The 2021 Benchmark found only six on-patent medicines had been filed in 10 or more of the 102 countries in scope, including 30 filings for Johnson & Johnson’s multidrug-resistant tuberculosis medicine bedaquiline, and 25 for MSD’s ceftolozane/tazobactam, which is used to treat complicated urinary tract and intra-abdominal infections. These numbers are an improvement from just four products with more than 10 filings in the 2020 Benchmark, but the figures are still too low.
Registration, however, is only part of the story. There are a wide range of tools available to pharmaceutical companies to increase local availability of vital antimicrobials in poorer nations, such as tiered pricing, voluntary licensing agreements, technology transfers, and public-private partnerships. Under certain circumstances, patient assistance programmes and donations can also be used to increase access.
Several companies are showing what can be done in this space. For example, GSK provides access to its antibacterial vaccines through tiered pricing policies and public or private partnerships, including with Médecins Sans Frontières.
While the use of technology transfers is limited – with initiatives being undertaken in only 14 of the countries in scope – this approach could be a cornerstone for long-term security of supply and access.
Pfizer is one of the 10 companies with at least one such initiative in place, working with the South African government and Biovac Consortium Cape Town to produce its pneumococcal vaccine Prevnar13. locally, from raw materials to fully released and packaged products.
In terms of medicines, Novartis partners with third parties to produce penicillin products in Pakistan and to transfer manufacturing knowledge – which is significant for patients as penicillin is such a widely-needed antibiotic. Meanwhile, Sanofi has been involved in technology transfers in Nigeria since 2008, enabling a local site to manufacture products including metronidazole (Flagyl®), an antibiotic used to treat a range of conditions from bacterial vaginosis to skin infections.

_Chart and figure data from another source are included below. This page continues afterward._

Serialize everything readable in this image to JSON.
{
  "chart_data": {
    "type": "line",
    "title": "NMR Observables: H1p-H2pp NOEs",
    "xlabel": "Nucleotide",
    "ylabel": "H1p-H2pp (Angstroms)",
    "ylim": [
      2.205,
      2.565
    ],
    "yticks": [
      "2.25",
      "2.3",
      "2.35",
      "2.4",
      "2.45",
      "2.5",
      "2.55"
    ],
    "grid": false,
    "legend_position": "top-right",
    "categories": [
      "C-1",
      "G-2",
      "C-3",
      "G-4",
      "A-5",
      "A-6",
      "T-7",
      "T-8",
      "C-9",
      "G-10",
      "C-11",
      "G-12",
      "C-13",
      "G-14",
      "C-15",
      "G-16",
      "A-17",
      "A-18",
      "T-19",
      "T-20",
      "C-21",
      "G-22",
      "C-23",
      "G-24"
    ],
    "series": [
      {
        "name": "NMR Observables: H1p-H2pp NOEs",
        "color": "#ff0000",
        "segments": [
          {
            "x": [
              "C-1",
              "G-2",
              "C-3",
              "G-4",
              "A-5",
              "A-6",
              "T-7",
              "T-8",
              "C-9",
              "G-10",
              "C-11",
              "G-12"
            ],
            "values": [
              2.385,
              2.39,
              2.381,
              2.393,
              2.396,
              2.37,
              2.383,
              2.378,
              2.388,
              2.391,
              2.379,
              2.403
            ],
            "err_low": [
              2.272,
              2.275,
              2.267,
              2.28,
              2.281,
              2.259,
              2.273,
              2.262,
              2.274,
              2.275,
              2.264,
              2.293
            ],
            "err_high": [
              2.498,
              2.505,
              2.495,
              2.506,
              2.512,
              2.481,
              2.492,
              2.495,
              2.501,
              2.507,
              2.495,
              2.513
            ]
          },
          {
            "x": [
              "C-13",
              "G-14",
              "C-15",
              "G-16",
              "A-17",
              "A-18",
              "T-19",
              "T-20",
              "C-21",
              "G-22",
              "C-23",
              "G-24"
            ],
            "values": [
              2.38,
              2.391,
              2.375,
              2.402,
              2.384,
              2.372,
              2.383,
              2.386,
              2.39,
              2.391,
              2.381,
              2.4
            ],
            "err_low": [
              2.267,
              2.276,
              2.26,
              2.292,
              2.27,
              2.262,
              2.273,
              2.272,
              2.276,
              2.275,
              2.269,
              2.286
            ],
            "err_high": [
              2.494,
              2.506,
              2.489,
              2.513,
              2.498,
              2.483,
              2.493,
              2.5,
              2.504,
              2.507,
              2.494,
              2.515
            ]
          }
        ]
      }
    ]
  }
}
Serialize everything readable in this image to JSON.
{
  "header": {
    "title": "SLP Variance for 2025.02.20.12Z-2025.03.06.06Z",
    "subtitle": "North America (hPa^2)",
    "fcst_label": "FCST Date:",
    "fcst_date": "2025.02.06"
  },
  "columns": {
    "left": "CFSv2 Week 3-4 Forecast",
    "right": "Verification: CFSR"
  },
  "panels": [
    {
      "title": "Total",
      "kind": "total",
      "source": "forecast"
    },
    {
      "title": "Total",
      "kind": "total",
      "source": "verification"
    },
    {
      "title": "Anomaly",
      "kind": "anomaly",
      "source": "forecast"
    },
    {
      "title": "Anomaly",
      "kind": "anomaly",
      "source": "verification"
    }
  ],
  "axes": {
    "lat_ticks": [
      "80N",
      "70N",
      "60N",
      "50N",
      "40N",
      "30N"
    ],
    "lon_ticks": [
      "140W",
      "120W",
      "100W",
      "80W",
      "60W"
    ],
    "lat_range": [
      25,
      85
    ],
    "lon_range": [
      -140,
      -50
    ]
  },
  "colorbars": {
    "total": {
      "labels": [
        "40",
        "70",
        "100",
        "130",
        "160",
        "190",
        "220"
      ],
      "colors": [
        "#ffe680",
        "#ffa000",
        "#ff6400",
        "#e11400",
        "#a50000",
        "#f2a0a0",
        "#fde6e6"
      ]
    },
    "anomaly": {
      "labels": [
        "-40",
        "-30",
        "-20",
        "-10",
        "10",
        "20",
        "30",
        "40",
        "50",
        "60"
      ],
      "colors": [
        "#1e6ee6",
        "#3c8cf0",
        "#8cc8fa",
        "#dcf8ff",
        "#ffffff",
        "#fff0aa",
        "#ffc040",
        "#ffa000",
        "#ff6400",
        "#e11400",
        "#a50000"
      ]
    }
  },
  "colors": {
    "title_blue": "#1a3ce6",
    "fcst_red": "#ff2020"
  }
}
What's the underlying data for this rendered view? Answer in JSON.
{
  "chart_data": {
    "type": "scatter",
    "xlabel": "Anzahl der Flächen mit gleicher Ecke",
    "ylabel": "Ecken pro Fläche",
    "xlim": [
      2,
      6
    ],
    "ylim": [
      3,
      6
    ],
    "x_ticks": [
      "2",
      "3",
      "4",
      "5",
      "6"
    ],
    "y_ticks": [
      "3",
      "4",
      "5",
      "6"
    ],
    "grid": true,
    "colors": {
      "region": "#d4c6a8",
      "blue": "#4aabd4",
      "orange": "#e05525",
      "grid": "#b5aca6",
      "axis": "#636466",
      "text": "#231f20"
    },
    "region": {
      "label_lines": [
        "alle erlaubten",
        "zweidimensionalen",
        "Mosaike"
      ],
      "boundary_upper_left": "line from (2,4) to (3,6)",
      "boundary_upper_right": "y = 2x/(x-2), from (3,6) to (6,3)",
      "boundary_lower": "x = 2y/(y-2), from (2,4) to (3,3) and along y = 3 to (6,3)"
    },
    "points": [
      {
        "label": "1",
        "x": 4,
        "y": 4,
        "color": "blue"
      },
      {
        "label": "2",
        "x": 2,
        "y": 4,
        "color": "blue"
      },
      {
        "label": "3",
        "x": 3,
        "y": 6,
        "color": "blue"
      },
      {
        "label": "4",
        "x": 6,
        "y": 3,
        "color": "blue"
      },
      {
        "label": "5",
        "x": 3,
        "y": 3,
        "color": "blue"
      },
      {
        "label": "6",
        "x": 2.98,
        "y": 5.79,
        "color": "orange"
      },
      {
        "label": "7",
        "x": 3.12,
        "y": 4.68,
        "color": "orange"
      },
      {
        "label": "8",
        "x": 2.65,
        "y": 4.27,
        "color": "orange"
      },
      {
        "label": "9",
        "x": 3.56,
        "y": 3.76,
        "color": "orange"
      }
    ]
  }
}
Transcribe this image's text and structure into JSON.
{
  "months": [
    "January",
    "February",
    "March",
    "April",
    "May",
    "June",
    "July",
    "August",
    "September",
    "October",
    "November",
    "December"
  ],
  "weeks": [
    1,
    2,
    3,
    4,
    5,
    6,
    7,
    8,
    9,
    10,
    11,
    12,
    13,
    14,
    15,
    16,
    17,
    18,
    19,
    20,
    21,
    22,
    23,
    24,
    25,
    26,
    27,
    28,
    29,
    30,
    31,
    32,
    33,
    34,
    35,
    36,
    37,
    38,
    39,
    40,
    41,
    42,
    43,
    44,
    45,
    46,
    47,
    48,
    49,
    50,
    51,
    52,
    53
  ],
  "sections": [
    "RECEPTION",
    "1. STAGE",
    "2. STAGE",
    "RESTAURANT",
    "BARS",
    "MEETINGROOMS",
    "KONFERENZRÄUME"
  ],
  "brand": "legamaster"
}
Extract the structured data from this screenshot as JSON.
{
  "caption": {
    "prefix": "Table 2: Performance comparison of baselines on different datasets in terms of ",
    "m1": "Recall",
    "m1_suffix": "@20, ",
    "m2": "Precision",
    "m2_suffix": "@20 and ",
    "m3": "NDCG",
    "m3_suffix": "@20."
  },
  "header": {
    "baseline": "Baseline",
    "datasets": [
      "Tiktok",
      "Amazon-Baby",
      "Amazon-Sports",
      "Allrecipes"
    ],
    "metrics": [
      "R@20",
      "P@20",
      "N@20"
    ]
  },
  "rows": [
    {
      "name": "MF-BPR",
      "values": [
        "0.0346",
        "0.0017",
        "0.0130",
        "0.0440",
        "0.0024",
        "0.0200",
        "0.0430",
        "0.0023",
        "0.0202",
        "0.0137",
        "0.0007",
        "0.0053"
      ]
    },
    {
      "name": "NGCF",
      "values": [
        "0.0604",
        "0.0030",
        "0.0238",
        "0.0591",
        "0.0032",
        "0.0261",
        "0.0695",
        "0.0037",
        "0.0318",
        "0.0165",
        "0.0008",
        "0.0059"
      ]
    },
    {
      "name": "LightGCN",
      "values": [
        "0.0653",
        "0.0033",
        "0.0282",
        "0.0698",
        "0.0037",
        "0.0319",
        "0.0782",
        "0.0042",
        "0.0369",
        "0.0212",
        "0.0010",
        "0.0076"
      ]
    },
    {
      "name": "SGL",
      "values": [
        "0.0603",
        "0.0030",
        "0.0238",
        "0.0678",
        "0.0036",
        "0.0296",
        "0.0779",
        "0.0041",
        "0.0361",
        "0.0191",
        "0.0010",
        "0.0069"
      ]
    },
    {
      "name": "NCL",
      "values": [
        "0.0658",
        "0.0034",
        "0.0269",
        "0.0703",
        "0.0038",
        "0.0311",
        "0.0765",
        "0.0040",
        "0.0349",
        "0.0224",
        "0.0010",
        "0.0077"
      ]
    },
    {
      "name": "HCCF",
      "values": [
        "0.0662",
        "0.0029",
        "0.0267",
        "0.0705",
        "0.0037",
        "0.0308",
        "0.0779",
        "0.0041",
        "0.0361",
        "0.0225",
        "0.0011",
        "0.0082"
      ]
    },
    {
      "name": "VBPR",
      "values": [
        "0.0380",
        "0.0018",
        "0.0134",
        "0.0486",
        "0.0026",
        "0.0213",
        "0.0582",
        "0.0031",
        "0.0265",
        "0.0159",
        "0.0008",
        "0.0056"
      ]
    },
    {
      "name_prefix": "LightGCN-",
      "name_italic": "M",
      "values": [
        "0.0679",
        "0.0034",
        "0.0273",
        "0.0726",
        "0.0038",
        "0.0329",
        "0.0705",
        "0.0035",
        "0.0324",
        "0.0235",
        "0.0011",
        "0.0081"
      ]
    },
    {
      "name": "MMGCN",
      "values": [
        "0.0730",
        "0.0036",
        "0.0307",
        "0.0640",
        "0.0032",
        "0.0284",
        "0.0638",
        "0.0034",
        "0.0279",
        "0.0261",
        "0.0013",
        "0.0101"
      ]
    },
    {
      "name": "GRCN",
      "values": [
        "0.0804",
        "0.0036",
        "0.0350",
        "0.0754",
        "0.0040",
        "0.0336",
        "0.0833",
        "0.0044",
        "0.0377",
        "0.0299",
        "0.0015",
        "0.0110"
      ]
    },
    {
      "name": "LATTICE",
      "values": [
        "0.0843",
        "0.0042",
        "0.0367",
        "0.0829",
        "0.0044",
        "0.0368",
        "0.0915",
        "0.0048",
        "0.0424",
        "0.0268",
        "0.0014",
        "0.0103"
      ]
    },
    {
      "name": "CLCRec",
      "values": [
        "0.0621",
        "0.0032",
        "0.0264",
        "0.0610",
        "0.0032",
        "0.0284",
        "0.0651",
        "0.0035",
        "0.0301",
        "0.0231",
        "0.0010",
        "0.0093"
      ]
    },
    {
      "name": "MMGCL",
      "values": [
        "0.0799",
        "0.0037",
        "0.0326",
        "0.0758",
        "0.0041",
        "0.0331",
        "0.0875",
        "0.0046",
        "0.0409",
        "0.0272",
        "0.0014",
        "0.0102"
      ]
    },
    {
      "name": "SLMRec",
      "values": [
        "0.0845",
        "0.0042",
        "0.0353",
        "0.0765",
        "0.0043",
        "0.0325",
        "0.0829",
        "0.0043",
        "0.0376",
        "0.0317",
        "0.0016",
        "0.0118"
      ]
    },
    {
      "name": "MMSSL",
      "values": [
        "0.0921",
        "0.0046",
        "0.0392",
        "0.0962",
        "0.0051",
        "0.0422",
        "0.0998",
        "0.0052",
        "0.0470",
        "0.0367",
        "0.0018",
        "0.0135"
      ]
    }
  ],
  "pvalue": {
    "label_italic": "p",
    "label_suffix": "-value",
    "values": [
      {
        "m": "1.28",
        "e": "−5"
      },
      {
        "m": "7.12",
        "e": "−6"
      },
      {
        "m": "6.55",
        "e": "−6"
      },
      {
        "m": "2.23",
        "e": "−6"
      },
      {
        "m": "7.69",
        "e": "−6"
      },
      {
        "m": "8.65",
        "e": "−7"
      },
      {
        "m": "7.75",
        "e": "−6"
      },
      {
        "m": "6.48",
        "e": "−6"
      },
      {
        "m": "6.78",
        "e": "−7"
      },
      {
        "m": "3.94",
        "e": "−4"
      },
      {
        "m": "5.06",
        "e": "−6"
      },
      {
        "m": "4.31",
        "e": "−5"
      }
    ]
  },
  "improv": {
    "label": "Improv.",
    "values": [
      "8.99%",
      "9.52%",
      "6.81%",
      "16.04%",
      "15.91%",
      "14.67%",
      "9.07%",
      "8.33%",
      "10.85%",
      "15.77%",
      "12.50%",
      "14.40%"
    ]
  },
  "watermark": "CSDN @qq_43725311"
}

Access strategies have also been widely used to get tuberculosis medicines to the places where they are most needed. For example, in 2020, more than 125,000 treatment courses of Johnson & Johnson’s bedaquiline (Sirturo®) were ordered through Stop TB Partnership’s Global Drug Facility, and between 2016 and 2020 at least 25,000 treatment courses of Otsuka’s delamanid (Deltyba®) were distributed across more than 80 countries. Viatris is now a generic licensee of delamanid, which will help increase access to this medicine.
What needs to happen next?
The industry needs to reach more people with more products, both old and new. Current industry access strategies do not go far enough, and many of the world’s most vulnerable patients are still not receiving the life-saving medicines they need. Future strategies need to increase in quality and reach, in order to cover a wider range of countries, people, and treatments – with the fragments of different strategies coming together to form a more comprehensive picture.
With each medicine or vaccine, pharmaceutical companies should consider the full range of access strategies in the toolkit to work out what is most useful, while always taking affordability into account. This encompasses registering products more widely, including in the poorest countries; further donations and patient assistance programmes; voluntary licensing; entering into partnerships with external stakeholders to increase access; schemes to ensure continuous supply and reduce the risk of shortages; and investing in local capacity-building and technology transfers.